The Global Financing Facility – A Catalyst for Health, a Catalyst for Her



Expanding Country-Powered Investments for Every Woman, Every Child, and Every Adolescent

 

“The smart, scaled, and sustainable financing that the Global Financing Facility brings to countries will help us make a real breakthrough on universal health coverage, ensuring that all women, children and adolescents can live healthy and productive lives.”

–  World Bank Group President Jim Yong Kim

Every year, in just 50 countries, more than 5 million mothers, children, and adolescents die from preventable conditions. The economies of these countries lose billions of dollars to poor health and nutrition. This issue goes beyond lack of access to healthcare; it is also an issue of equity, gender equality, and empowerment.

Limited access to health and nutrition at critical stages of life (including the early years, adolescence, and pregnancy) has lifelong impacts. It can continue cycles of intergenerational poverty and hold back women and girls from realizing their full potential and driving the change we want to see in the world.

Improving the health of women, children, and adolescents

The Global Financing Facility (GFF) was launched in 2015 with the goal to achieve the Sustainable Development Goal of ending preventable maternal, newborn, and child deaths by 2030.  The GFF does this by working with low-income countries, donor governments (like Canada), and development organizations to encourage more governments to prioritize women, adolescent, and children’s health in their domestic budgets. The GFF, housed at the World Bank, also uses innovative ways to unlock more funding for these often neglected issue areas. For example, for every one dollar the GFF commits to specified health areas, like reproductive health or nutrition, the country could receive a grant worth seven times the initial GFF investment. Those are dollars going much further.  

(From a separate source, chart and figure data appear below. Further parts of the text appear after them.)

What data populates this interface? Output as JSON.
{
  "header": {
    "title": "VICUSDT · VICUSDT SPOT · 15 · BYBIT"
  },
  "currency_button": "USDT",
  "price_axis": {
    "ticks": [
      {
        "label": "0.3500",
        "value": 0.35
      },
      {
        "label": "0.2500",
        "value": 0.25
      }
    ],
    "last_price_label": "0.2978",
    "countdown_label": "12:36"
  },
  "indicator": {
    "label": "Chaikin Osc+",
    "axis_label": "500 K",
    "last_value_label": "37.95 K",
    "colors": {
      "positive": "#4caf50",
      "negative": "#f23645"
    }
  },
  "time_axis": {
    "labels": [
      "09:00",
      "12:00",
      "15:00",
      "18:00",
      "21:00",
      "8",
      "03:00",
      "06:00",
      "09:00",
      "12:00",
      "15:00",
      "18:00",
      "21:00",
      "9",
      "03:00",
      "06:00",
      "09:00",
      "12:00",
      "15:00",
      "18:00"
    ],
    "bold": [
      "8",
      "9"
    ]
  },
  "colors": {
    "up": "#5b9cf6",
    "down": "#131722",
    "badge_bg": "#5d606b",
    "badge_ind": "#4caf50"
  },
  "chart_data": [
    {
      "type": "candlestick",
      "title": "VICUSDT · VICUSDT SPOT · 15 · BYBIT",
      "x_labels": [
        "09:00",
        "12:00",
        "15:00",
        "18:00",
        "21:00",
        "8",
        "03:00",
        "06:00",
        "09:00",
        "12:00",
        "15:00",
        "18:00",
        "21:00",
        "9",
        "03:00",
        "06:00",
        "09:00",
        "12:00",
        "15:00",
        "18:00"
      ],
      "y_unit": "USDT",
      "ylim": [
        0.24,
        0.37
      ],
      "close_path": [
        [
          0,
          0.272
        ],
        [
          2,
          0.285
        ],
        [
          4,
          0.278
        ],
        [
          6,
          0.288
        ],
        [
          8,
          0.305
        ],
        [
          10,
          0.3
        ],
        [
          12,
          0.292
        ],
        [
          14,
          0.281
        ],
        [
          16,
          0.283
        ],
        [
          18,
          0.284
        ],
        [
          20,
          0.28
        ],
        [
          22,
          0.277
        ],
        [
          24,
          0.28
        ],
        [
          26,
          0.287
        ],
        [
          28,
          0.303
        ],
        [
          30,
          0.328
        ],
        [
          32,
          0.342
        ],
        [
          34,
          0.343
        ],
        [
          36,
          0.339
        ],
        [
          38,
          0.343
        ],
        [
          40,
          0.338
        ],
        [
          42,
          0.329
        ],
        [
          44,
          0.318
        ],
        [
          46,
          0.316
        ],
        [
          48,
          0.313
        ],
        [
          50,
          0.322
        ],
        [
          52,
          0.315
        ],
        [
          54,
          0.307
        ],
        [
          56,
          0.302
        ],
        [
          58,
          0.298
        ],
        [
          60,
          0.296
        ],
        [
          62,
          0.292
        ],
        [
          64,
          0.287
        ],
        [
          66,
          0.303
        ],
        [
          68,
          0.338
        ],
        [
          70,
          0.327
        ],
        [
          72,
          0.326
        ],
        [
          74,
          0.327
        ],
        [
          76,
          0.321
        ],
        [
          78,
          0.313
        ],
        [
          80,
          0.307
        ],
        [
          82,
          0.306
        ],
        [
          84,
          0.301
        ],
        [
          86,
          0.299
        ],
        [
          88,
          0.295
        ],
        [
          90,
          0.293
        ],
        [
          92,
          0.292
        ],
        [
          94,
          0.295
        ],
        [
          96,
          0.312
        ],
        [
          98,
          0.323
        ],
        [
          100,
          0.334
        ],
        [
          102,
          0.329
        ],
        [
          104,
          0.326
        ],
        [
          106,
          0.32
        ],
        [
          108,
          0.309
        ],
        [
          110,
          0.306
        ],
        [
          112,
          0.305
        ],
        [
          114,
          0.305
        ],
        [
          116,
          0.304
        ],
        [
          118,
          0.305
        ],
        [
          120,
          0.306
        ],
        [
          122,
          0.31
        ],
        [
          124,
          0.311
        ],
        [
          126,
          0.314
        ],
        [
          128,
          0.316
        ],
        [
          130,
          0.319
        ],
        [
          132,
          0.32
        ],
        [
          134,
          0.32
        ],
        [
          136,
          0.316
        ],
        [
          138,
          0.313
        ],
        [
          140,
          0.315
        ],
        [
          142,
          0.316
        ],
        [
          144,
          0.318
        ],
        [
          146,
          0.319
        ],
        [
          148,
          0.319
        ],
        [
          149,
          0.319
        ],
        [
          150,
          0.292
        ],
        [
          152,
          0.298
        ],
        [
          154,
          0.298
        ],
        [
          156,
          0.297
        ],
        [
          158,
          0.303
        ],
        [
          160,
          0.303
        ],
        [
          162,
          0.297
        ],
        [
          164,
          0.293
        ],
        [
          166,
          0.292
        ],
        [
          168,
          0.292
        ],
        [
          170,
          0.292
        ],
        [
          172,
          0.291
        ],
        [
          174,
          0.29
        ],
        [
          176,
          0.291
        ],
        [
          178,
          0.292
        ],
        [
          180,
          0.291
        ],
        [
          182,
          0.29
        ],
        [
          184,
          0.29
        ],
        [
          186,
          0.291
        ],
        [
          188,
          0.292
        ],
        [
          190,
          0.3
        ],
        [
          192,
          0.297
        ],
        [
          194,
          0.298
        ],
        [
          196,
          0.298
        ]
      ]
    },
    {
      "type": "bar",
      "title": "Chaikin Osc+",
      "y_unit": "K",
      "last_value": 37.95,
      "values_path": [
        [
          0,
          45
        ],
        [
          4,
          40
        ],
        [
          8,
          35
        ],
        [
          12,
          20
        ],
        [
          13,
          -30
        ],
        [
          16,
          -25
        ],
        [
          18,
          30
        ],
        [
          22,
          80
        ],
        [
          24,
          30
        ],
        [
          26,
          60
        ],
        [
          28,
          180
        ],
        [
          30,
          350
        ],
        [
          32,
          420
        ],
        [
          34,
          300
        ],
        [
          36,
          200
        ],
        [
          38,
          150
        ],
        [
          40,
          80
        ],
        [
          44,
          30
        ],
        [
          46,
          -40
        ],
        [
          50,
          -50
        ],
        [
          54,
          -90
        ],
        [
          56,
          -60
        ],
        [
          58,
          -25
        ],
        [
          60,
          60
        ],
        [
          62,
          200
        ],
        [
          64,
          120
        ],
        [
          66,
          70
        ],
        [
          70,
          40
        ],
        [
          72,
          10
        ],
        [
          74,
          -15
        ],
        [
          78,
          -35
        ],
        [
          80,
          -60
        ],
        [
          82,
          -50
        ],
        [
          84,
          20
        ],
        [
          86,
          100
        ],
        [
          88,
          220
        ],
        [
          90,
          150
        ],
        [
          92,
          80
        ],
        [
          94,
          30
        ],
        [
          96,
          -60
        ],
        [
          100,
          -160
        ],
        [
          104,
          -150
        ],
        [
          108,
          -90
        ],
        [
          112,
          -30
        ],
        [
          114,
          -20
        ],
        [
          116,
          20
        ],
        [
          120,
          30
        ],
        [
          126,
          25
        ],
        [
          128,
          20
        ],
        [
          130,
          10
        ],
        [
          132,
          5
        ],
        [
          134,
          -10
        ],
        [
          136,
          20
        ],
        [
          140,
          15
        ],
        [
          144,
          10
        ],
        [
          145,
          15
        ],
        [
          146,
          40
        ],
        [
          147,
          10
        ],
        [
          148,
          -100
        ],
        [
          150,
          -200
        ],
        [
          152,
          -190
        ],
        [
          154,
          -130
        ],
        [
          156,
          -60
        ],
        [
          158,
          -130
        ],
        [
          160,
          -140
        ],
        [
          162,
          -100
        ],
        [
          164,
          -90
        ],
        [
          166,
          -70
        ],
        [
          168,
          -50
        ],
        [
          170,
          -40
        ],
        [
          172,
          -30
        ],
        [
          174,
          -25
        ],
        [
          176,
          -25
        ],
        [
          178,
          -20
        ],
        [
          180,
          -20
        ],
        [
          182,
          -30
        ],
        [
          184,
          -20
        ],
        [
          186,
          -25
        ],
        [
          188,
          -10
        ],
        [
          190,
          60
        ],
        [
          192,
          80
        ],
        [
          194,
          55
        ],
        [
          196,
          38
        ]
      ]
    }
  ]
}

Eligible countries also receive the expertise of the World Bank and other partners to come up with long-term sustainable plans that encourage innovative domestic resource mobilization (a term for money a government raises through domestic efforts like taxation) and coordination of development partners in the country. For example, the GFF in a country can bring big development funders, like UNICEF, the Global Fund, and Gavi, together with country governments to make sure all efforts are coordinated, increasing the efficiency of development dollars spent.

Canada, recognizing the potential of the GFF was an early supporter with a CAD $200 million initial investment in 2015. Three years after this launch we are now able to see some results of the first 16 countries supported. One great example is the encouraging results coming out of Cameroon.

Cameroon is a country with above-average rates of maternal and child mortality compared to the rest of the region. Maternal mortality, in particular, is more than double the average rate for similar lower-middle income countries.  After working with the GFF, Cameroon is planning to increase its budget for women and children’s health from 6 to 22 percent by 2020. Cameroon has chosen areas to focus on that will have the greatest impact including strengthening health systems and increasing access to family planning. There has been similar progress in Bangladesh, Guatemala and the Democratic Republic of Congo. This is fantastic news.

In November 2018, the first replenishment of the GFF Trust Fund will take place. Their goal is to mobilize an additional US $2 billion from 2018-2023 to reach 50 countries with the greatest need and which have expressed interest in GFF support.  In order to achieve this goal, the GFF needs the support of countries like Canada. Canada has greatly supported the GFF in the past, with its pledges to-date totaling $220 million CAD. By committing $240 million CAD (a number calculated to demonstrate an ambitious increase from Canada’s initial commitment), to the 2018 GFF Replenishment, Canada will be investing in the lives and well-being of millions.

By continuing its support to the GFF Canada will also be encouraging other donors to invest and create even more impact.  A new commitment will also help Canada to realize the goals of its Feminist International Assistance Policy and deliver on its commitments to adolescent girls, including the Whistler Declaration on Unlocking the Power of Adolescent Girls for Sustainable Development announced at the 2018 G7 Development and Finance Ministers meeting.

The time is now to ensure no woman, child or adolescent’s life should be cut short by a preventable cause. A renewed contribution from Canada to the GFF is a catalyst for health and nutrition, and a catalyst for HER to realize her full potential and her impact in the world.